Jersey-based investors who put up the money for Planet 51, which Sony released last year, have bought Handmade Films for £6.1 million ($9.3 million). Handmade was selling the Spanish/UK co-production. The company has now delisted from the London Stock Exchange. Wealth manager David Francis is deciding what to do with Handmade, which had been planning remakes of The Long Good Friday set in Miami with director Paul WS Anderson and a new version of Mona Lisa, directed by Larry Clark. The old management had also been planning a big screen version of Eloise, starring Uma Thurman, but that ended up with the lawyers after Thurman said she hadn’t received her pay-or-play fee. Handmade’s woes have also added to the financial problems of the Duchess of York Sarah Ferguson, who had been banking on it turning her kid’s books into TV series.

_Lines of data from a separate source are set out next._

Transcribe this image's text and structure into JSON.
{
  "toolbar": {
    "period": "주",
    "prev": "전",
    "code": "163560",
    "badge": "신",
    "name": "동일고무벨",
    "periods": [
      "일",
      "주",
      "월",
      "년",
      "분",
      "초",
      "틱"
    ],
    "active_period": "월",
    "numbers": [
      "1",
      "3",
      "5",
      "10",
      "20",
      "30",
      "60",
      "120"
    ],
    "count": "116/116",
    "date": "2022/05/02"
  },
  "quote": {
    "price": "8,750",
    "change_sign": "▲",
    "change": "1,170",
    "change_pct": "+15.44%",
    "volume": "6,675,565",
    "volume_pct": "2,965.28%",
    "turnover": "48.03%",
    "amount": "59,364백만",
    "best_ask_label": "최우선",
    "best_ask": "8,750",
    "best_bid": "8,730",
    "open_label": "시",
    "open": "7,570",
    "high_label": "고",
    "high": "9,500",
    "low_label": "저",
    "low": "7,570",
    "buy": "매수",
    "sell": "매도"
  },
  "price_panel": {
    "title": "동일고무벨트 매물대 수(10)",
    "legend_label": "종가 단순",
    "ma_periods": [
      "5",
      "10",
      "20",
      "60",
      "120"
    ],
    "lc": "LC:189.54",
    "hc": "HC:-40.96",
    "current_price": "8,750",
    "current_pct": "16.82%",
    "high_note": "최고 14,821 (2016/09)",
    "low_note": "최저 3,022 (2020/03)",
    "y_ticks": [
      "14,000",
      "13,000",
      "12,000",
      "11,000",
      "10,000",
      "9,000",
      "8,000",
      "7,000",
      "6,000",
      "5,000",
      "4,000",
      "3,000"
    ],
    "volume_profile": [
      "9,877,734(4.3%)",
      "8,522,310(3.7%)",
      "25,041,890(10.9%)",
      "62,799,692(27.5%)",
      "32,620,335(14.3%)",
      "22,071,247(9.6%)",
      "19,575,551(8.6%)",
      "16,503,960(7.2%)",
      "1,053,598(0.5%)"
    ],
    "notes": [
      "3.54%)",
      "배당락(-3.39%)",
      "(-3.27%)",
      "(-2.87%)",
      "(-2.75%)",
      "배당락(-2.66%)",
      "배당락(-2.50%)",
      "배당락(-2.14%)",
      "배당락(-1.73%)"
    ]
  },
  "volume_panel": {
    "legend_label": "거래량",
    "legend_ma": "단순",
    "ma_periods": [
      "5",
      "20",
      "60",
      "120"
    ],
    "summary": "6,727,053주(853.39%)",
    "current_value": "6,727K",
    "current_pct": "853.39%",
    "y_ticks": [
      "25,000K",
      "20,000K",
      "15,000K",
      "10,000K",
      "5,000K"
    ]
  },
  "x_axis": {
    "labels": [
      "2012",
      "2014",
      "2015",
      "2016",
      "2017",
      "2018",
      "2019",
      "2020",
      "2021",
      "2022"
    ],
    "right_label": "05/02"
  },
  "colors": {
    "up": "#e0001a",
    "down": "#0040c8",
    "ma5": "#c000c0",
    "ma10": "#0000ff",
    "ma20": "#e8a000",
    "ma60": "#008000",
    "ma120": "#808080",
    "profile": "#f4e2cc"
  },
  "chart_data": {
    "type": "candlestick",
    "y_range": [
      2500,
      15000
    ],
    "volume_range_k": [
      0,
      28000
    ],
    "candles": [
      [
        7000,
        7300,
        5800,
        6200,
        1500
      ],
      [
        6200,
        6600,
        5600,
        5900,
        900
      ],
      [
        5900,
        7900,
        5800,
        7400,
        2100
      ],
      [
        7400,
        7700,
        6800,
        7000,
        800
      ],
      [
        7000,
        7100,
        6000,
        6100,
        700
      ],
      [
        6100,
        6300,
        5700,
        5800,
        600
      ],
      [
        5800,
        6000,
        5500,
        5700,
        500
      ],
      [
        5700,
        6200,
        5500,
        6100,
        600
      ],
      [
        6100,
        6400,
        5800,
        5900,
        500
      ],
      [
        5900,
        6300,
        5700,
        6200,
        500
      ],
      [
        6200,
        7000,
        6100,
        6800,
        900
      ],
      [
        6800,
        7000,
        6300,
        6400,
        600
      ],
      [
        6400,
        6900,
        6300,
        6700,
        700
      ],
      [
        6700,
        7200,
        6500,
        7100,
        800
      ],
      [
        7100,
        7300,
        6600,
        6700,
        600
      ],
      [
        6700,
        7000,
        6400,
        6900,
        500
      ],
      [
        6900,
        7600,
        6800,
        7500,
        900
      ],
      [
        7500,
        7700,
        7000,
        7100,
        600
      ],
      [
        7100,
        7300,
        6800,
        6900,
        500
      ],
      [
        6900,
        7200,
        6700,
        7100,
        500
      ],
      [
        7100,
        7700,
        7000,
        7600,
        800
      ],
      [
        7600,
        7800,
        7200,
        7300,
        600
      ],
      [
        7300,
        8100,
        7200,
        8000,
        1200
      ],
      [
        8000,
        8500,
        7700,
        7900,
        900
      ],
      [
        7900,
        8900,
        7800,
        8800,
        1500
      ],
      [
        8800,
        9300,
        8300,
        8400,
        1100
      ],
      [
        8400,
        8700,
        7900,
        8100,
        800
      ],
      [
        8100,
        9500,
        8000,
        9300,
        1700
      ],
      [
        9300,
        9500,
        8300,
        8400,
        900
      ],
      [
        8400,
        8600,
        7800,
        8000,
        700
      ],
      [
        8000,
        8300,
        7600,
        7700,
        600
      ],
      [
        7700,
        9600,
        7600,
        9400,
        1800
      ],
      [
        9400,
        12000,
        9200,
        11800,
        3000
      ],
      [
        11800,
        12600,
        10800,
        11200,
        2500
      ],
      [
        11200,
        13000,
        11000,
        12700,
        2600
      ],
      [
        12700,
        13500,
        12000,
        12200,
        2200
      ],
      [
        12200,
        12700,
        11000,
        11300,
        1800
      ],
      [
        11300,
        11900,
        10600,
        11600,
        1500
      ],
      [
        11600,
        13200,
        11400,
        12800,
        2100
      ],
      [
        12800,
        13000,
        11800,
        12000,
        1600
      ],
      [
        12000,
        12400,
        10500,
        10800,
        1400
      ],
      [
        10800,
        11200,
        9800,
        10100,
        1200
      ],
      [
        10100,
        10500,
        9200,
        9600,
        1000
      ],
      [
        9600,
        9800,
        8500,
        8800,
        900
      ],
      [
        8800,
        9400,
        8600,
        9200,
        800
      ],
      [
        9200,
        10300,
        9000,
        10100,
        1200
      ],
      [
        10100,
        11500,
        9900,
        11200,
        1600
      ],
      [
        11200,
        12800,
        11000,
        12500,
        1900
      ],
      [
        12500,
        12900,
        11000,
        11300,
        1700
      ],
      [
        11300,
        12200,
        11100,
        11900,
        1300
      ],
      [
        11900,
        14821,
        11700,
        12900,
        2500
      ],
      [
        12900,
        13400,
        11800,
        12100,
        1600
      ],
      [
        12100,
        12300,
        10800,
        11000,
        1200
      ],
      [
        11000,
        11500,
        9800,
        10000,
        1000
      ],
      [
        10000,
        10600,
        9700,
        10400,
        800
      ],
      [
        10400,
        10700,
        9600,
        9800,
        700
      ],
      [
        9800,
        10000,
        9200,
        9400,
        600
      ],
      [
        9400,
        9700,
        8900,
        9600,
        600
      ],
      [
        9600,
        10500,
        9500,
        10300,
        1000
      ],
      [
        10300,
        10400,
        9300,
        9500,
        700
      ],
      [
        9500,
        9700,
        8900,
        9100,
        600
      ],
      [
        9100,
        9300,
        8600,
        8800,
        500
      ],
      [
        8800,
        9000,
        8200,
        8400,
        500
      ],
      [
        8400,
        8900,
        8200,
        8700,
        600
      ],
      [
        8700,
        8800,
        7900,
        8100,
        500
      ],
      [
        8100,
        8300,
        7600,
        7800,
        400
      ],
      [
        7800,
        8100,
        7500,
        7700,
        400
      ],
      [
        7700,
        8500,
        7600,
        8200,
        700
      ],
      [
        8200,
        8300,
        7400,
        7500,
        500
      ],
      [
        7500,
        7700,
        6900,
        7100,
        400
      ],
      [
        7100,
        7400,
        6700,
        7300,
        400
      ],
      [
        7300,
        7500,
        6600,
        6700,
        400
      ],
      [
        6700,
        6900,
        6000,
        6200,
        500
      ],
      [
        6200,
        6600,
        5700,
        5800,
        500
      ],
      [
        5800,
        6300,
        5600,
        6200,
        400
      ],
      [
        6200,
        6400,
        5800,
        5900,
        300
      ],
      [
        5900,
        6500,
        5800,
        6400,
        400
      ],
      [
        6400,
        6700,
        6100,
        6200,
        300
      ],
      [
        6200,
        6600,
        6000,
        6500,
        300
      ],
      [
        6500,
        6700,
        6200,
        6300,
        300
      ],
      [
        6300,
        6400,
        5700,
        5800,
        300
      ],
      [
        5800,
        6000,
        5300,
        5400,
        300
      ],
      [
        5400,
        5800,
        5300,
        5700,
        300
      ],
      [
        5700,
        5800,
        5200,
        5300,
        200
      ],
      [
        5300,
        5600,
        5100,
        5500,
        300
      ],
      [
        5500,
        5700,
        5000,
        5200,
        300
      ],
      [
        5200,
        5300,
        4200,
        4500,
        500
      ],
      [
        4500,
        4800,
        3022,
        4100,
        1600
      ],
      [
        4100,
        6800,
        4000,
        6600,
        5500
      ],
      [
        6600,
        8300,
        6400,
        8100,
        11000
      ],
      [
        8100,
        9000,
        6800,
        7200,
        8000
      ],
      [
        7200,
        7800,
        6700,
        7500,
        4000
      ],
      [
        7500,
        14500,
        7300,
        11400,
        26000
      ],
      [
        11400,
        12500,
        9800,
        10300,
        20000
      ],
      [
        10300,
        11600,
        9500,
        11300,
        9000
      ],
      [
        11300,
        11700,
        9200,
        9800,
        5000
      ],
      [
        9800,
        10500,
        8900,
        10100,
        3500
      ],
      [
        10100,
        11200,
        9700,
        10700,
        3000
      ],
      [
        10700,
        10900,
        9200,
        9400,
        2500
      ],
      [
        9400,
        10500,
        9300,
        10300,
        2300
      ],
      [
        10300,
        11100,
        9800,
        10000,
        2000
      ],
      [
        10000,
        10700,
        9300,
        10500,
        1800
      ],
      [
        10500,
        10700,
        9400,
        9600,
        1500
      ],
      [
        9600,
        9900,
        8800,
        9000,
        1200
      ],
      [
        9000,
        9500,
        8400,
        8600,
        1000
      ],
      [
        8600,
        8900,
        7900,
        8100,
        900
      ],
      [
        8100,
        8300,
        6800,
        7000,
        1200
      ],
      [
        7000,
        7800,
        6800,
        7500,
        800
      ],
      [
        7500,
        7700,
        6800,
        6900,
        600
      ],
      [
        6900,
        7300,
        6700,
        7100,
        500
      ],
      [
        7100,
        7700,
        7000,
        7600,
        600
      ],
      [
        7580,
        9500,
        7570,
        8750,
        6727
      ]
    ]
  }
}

Handmade Films, of course, being George Harrison’s old film company — which in addition to Long Good Friday and Mona Lisa also produced such ’80s gems as Time Bandits, Withnail and I, and the underrated Five Corners.
Don’t forget they also stepped in to finance Monty Python’s The Life of Brian when nobody else would touch it due to its humor derived from the life of Jesus, so we have them to thank for one of the funniest movies of all time as well as “Always Look on the Bright Side of Life.”
They did give us Shanghai Surprise as well, so they did have their accidents as well.
Maybe this is what drove the Duchess of York to offer to sell an undercover reporter access to her ex-husband, Prince Andrew, the Duke of York, for $40,000 in cash and 500,000 pounds ($718,500) by wire transfer. But surely wealth manager David Francis should have had an idea what to do with Handmade BEFORE he bought it?
Don’t forget “Nuns on the Run”
The movies of Hand Made Films have been treated very shabbily in their recent DVD/Blu-Ray releases.
I have bought Mona Lisa and The Long Good Friday on Blu-Ray, and a new Bob Hoskins four-disk DVD collection of his work for Hand Made. All three have been licensed to Image Entertainment, unfortunately. The first two have the worst picture quality I’ve ever seen on Blu-Ray, with major compression artifacts throughout. The disks in the Hoskins collection are mashed together on the same post with nothing separating them. Outside of some bargain disks sold for a buck or two, I’ve never seen this done.
The Hand Made Films deserved Criterion treatment, but instead got rubbished by Image Entertainment. If you consider buying them, the available DVDs of Mona Lisa and The Long Good Friday (which was available from Criterion, at least for awhile) are much better than the Blu-Ray versions.
Do you know who reps the Handmade Film’s rights?
if so could you give me some info about how to contact them.